Wait, Ronjie, you bought so much pork??????  Yes, I bought them last Sunday but because I felt so tired that day, I was able to cook them all only now.  It's not that I eat pork only.  The last couple of days, I've been eating beef.  I had tapsilog the last two days, and Tacos (ground beef) last night.  My tapsilog looked better than ever.  It is because this time I was able to buy a cut of beef that was more appropriate for tapa.  It tasted great as well.  Recipe was from my mom.  I didn't use patis though.

Last Sunday, my engineering mentor, Doc Benny, arrived here in Tokyo for a 3-day conference and so we met up Tuesday night, together with my former thesis adviser, Prof Fer.  We went to the Imperial Palace and the Asakusa area.  I didn't realize that the walk to the Imperial Palace was that long.  Actually, we did a lot of walking, even just for getting to/from the train stations and transferring between stations.  Anyway, the Palace grounds was just so huge a place.  Sunset actually caught us there.

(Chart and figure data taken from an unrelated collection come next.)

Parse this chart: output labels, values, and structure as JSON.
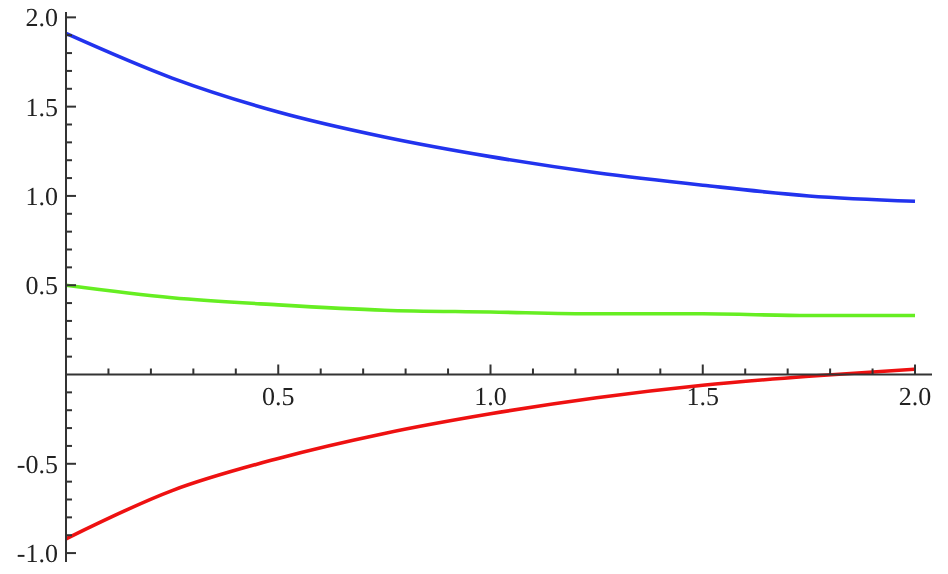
{
  "chart_data": {
    "type": "line",
    "x": [
      0,
      0.25,
      0.5,
      0.75,
      1,
      1.25,
      1.5,
      1.75,
      2
    ],
    "xlim": [
      0,
      2.04
    ],
    "ylim": [
      -1.05,
      2.03
    ],
    "xticks": [
      {
        "value": 0.1,
        "label": null
      },
      {
        "value": 0.2,
        "label": null
      },
      {
        "value": 0.3,
        "label": null
      },
      {
        "value": 0.4,
        "label": null
      },
      0.5,
      {
        "value": 0.6,
        "label": null
      },
      {
        "value": 0.7,
        "label": null
      },
      {
        "value": 0.8,
        "label": null
      },
      {
        "value": 0.9,
        "label": null
      },
      {
        "value": 1,
        "label": "1.0"
      },
      {
        "value": 1.1,
        "label": null
      },
      {
        "value": 1.2,
        "label": null
      },
      {
        "value": 1.3,
        "label": null
      },
      {
        "value": 1.4,
        "label": null
      },
      1.5,
      {
        "value": 1.6,
        "label": null
      },
      {
        "value": 1.7,
        "label": null
      },
      {
        "value": 1.8,
        "label": null
      },
      {
        "value": 1.9,
        "label": null
      },
      {
        "value": 2,
        "label": "2.0"
      }
    ],
    "yticks": [
      {
        "value": -1,
        "label": "-1.0"
      },
      {
        "value": -0.9,
        "label": null
      },
      {
        "value": -0.8,
        "label": null
      },
      {
        "value": -0.7,
        "label": null
      },
      {
        "value": -0.6,
        "label": null
      },
      -0.5,
      {
        "value": -0.4,
        "label": null
      },
      {
        "value": -0.3,
        "label": null
      },
      {
        "value": -0.2,
        "label": null
      },
      {
        "value": -0.1,
        "label": null
      },
      {
        "value": 0.1,
        "label": null
      },
      {
        "value": 0.2,
        "label": null
      },
      {
        "value": 0.3,
        "label": null
      },
      {
        "value": 0.4,
        "label": null
      },
      0.5,
      {
        "value": 0.6,
        "label": null
      },
      {
        "value": 0.7,
        "label": null
      },
      {
        "value": 0.8,
        "label": null
      },
      {
        "value": 0.9,
        "label": null
      },
      {
        "value": 1,
        "label": "1.0"
      },
      {
        "value": 1.1,
        "label": null
      },
      {
        "value": 1.2,
        "label": null
      },
      {
        "value": 1.3,
        "label": null
      },
      {
        "value": 1.4,
        "label": null
      },
      1.5,
      {
        "value": 1.6,
        "label": null
      },
      {
        "value": 1.7,
        "label": null
      },
      {
        "value": 1.8,
        "label": null
      },
      {
        "value": 1.9,
        "label": null
      },
      {
        "value": 2,
        "label": "2.0"
      }
    ],
    "series": [
      {
        "color": "#2233ee",
        "values": [
          1.91,
          1.66,
          1.47,
          1.33,
          1.22,
          1.13,
          1.06,
          1.0,
          0.97
        ]
      },
      {
        "color": "#66ee22",
        "values": [
          0.5,
          0.43,
          0.39,
          0.36,
          0.35,
          0.34,
          0.34,
          0.33,
          0.33
        ]
      },
      {
        "color": "#ee1111",
        "values": [
          -0.92,
          -0.65,
          -0.47,
          -0.33,
          -0.22,
          -0.13,
          -0.06,
          -0.01,
          0.03
        ]
      }
    ]
  }
}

When we got to Asakusa, most shops were closed.  The good thing was, there were very few people.  I didn't think the Sensoji Temple would look so much better in the evening.  And then, we had dinner at this ramen and gyoza resto wherein they serve...  just one kind of ramen, and gyoza!  Their specialty, apparently.  Not the greatest, but pretty good.  Not so salty ramen.  They had beer and Japanese sake (or rice wine; beer is also sake, actually because sake literally translates to alcoholic beverage.) as well; we had a cup each of sake.  Pretty strong.  And overall, a pretty good dinner: the ambience, the company, the food.  It was a fun evening and it was nice to meet up with fellow Filipinos and chat in Tagalog.  Doc Benny, who probably spent 6 or more years here in Japan for his PhD and associate professorship back in the 80s, still had very good Nihongo.  But he wisely chose when to use it and when not.